Minimal model of diffusion with time changing Hurst exponent

TL;DR

This paper introduces the incremental multifractional Brownian motion (IMFBM), a simple stochastic process modeling diffusion with time-varying Hurst exponent and diffusivity, useful for describing dynamic anomalous diffusion in changing environments.

Contribution

The paper presents the IMFBM process, deriving its mean squared displacement and correlations, and provides methods for estimation, advancing modeling of diffusion with evolving parameters.

Findings

Derived elementary formulas for MSD and correlations of IMFBM.

Validated IMFBM through simulations.

Developed estimation methods for IMFBM parameters.

Abstract

We introduce the stochastic process of incremental multifractional Brownian motion (IMFBM), which locally behaves like fractional Brownian motion with a given local Hurst exponent and diffusivity. When these parameters change as function of time the process responds to the evolution gradually: only new increments are governed by the new parameters, while still retaining a power-law dependence on the past of the process.
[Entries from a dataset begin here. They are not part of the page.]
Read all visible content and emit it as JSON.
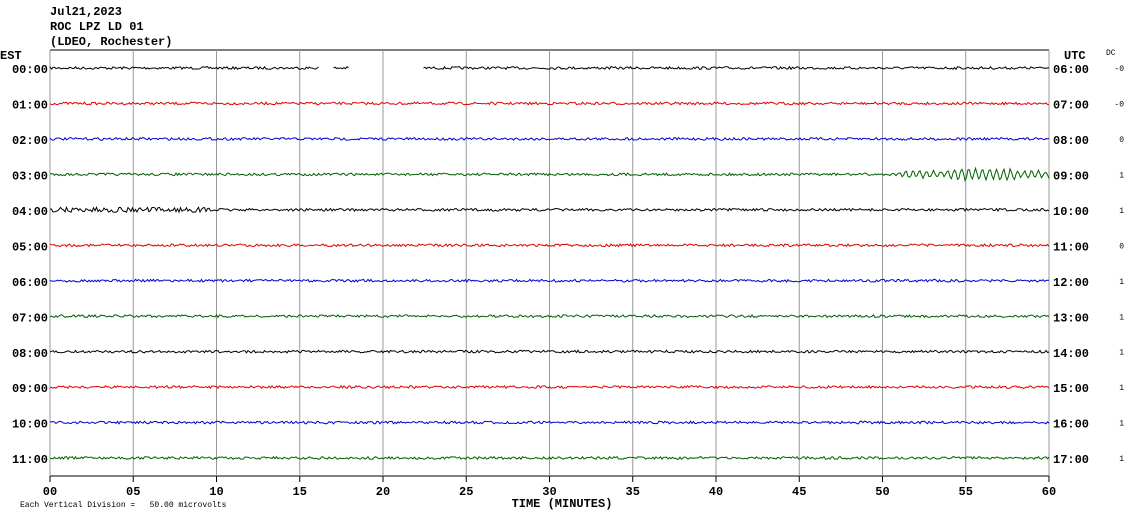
{
  "header": {
    "date": "Jul21,2023",
    "station": "ROC LPZ LD 01",
    "network": "(LDEO, Rochester)"
  },
  "chart_data": {
    "type": "helicorder",
    "left_axis_label": "EST",
    "right_axis_label": "UTC",
    "dc_label": "DC",
    "x_label": "TIME (MINUTES)",
    "footer": "Each Vertical Division =   50.00 microvolts",
    "xlim": [
      0,
      60
    ],
    "xticks": [
      {
        "value": 0,
        "label": "00"
      },
      {
        "value": 5,
        "label": "05"
      },
      10,
      15,
      20,
      25,
      30,
      35,
      40,
      45,
      50,
      55,
      60
    ],
    "grid": true,
    "rows": [
      {
        "est": "00:00",
        "utc": "06:00",
        "dc": "-0",
        "color": "#000000"
      },
      {
        "est": "01:00",
        "utc": "07:00",
        "dc": "-0",
        "color": "#e00000"
      },
      {
        "est": "02:00",
        "utc": "08:00",
        "dc": "0",
        "color": "#0000d0"
      },
      {
        "est": "03:00",
        "utc": "09:00",
        "dc": "1",
        "color": "#006000"
      },
      {
        "est": "04:00",
        "utc": "10:00",
        "dc": "1",
        "color": "#000000"
      },
      {
        "est": "05:00",
        "utc": "11:00",
        "dc": "0",
        "color": "#e00000"
      },
      {
        "est": "06:00",
        "utc": "12:00",
        "dc": "1",
        "color": "#0000d0"
      },
      {
        "est": "07:00",
        "utc": "13:00",
        "dc": "1",
        "color": "#006000"
      },
      {
        "est": "08:00",
        "utc": "14:00",
        "dc": "1",
        "color": "#000000"
      },
      {
        "est": "09:00",
        "utc": "15:00",
        "dc": "1",
        "color": "#e00000"
      },
      {
        "est": "10:00",
        "utc": "16:00",
        "dc": "1",
        "color": "#0000d0"
      },
      {
        "est": "11:00",
        "utc": "17:00",
        "dc": "1",
        "color": "#006000"
      }
    ]
  }
}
We obtain the mean squared displacement and correlations of IMFBM which are given by elementary formulas. We also provide a comparison with simulations and introduce estimation methods for IMFBM. This mathematically simple process is useful in the description of anomalous diffusion dynamics in changing environments, e.g., in viscoelastic systems, or when an actively moving particle changes its degree of persistence or its mobility.